There was a special “Announcement” in the December 1 issue of the Standard Bearer, to the effect that Seminarian Joostens has been “licensed to speak a word of edification in the Protestant Reformed Churches.” In connection with that, we could pass along the following little item from the November 28 bulletin of Southwest Church: “We welcome Prof. H. Hanko and Sem. M. Joostens to our pulpit today. We are especially happy that Seminarian Joostens, a member of our congregation, will deliver his first sermon to us. We pray that the Lord may continue to bless him (and all our students) as they study to attain this high and holy office of minister of the Word.”
We learn from Hull’s bulletin that the consistory of Rev. Kortering’s congregation has decided to increase its size by one elder and one deacon. Probably of even greater interest than thedecision, is one of the grounds, namely, that “the increase in the size of the congregation warrants it.”
In other news from Hull, the consistory there, at the request of the Hudsonville diaconate, took a collection to help defray expenses involved in shipping to Jamaica the used clothing collected in the recent drive. In glancing through the stack of bulletins received during the last several months of 1971, I was impressed by the variety of interesting topics for discussions and/or speeches in the various societies throughout our denomination.
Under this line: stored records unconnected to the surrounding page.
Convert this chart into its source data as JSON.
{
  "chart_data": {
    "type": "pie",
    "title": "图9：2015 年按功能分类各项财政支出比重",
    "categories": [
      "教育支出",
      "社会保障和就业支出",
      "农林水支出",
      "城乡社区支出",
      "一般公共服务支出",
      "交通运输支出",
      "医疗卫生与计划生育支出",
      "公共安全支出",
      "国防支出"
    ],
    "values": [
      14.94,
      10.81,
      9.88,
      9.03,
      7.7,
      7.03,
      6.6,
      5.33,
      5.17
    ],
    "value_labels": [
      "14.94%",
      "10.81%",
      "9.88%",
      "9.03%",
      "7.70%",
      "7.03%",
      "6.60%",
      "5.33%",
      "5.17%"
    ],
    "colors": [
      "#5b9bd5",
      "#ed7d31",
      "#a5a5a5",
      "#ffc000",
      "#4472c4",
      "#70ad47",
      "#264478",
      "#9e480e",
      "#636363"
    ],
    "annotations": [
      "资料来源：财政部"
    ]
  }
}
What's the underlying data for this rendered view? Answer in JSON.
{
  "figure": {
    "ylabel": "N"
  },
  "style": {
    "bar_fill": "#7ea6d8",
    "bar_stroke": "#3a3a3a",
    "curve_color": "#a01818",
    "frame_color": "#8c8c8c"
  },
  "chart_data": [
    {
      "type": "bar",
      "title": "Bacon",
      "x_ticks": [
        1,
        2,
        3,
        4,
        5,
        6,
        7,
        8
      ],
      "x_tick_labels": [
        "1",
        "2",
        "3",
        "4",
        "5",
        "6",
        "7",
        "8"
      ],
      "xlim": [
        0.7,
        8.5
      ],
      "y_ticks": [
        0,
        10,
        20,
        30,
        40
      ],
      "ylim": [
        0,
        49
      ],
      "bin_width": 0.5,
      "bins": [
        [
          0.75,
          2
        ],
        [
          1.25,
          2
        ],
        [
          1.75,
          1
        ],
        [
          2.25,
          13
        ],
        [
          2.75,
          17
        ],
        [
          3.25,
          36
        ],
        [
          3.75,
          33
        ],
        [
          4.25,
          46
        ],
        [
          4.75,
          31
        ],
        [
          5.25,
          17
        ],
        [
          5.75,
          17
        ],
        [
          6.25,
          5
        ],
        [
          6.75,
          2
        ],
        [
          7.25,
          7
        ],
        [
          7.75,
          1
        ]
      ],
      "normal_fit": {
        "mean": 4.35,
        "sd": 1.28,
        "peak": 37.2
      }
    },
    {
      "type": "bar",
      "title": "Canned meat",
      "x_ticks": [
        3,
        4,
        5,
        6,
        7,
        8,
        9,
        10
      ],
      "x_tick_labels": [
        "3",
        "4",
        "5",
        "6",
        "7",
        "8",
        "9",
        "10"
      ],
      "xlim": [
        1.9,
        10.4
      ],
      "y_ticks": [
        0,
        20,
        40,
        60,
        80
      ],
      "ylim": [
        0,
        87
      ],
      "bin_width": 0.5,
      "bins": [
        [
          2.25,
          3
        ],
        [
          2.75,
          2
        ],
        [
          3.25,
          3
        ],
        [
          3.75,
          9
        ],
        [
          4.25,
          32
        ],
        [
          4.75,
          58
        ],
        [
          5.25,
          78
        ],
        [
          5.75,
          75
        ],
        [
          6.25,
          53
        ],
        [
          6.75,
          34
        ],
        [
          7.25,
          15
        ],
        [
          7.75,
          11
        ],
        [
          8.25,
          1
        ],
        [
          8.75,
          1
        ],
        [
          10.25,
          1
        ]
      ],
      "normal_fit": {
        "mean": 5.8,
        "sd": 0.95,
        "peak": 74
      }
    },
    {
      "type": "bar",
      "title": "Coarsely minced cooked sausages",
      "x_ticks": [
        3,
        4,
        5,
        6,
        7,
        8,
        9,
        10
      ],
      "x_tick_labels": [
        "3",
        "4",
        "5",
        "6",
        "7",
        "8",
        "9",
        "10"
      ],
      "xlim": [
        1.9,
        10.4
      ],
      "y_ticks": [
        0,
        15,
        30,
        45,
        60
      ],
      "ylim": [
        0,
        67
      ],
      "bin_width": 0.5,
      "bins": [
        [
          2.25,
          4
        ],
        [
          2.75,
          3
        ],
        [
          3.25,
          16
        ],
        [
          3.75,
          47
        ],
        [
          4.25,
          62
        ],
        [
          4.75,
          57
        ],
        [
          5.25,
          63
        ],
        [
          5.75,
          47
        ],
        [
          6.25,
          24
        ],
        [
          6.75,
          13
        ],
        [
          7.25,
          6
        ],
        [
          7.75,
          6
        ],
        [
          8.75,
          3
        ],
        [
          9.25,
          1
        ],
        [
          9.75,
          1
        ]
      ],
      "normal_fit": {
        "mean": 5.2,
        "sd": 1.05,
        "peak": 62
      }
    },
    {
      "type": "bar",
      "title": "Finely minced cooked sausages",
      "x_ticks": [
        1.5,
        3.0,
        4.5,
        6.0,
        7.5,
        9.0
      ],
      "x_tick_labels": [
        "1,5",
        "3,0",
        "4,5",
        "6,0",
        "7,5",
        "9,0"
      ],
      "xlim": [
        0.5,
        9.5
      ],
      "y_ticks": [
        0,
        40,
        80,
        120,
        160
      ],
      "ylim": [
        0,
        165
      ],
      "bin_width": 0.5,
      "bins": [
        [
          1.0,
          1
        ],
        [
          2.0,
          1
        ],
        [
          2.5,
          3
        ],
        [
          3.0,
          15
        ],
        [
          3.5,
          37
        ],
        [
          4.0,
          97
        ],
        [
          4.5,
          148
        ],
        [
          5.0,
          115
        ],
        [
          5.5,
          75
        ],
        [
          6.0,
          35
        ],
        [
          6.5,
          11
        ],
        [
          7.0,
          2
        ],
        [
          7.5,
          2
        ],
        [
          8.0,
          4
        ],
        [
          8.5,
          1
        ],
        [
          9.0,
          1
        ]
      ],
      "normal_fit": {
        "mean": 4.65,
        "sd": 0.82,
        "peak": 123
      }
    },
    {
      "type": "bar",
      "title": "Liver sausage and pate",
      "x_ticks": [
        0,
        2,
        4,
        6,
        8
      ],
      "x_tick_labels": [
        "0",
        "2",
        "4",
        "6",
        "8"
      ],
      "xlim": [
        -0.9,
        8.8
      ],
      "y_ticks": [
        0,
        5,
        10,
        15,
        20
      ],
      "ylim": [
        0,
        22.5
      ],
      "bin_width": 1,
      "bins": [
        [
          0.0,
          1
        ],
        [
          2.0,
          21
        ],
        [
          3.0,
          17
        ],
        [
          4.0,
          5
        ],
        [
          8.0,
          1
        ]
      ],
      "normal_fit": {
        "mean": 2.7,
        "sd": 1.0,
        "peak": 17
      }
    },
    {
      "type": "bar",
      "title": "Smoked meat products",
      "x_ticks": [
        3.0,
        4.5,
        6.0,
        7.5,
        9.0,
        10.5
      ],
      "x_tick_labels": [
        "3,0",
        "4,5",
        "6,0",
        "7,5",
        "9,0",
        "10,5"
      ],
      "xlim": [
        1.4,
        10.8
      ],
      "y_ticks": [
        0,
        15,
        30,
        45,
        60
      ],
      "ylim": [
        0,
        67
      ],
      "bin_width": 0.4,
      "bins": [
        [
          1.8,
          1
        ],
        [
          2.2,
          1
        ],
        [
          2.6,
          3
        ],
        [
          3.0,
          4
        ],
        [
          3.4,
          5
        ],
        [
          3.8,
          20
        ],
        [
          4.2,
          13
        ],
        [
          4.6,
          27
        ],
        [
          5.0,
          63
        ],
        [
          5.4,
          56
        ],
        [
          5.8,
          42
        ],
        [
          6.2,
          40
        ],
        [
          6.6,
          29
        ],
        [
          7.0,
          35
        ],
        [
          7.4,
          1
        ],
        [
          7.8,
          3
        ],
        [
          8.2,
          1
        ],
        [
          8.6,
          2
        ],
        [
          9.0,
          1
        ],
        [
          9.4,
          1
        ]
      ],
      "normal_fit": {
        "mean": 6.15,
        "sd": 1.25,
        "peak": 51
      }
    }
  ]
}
With the hope that you’ll find them as interesting as I did, I’ll mention a few, along with the name of the church in which they were considered. “Proper Sabbath Observance,” by a Hull society; “Separation of Church and State,” in Loveland; “Speaking in Tongues,” in Grand Rapids’ Hope Church; “Pentecostalism and NeoPentecostalism,” in Southeast; and three rather lengthy titles from Southwest, “If it is wrong for a Christian to let out a child for adoption, is it also wrong to adopt a child?”; “How must we evaluate the missionary work of those who are not Reformed?”; and “How does God reveal Himself in the animate and inanimate creation?” A couple of League Meeting topics were “An Evaluation of the Jesus’ Movement,” and “Campus Crusade and Modern Evangelism”; and, for an Office Bearers’ Conference, “Is it proper to use the office of the Deaconate to collect funds for various causes we represent, such as, the schools, theStandard Bearer, etc.”
Sunday bulletins from our Kalamazoo Church give, almost invariably, plenty of evidence of having been thoughtfully written, in order to make them thought provoking. Take, for example, the following item from the December 5 bulletin? “Last Thursday morning the pastor was again invited by Rev. H. Minnema, instructor in ‘Reformed Doctrine’ at KCHS, to speak at three of the morning classes. When the class in ‘Ref Dot’ gets to the lesson on ‘Common Grace,’ Rev. Minnema usually has the pastor over to debate ‘Grace Always Particular’ vs. ‘Common Grace.’ Very lively and good-spirited discussions took place in all three classes. Common Grace trends show that there is no more Kuyperian common grace, no more Berkhotian common grace. It is all Heynsian, thoroughly Arminian common grace now at KCHS.”
The “pastor” is Rev. Harbach, of course.
We would like to thank the Standard Bearerbusiness manager for furnishing this column with the following interesting and most welcome report:
“It might prove of interest to our readers to learn that more than 25 new subscriptions have been added to the mailing list of our STANDARD BEARER during the past three months. We are growing, and that’s a sign, a healthy sign, that much ‘good food’ for thought and study appears on the pages of our publication!
“The majority of the new subscribers reside here in ‘the States.’ One of the exceptions is the following: A regular subscriber, residing in Nova Scotia, Canada, was sent his renewal notice a month or so ago. He (a Scotsman) promptly sent in his renewal payment of $7.00. He also included with his remittance an equal amount for a one year’s gift subscription to a person residing in The Netherlands. A transaction such as this creates a great deal of interest in the Business Office of our magazine. (If the subscriber in Canada reads this column, perhaps he would give our readers an explanation as to how this came about. We will be most happy to insert his answer in a future issue).”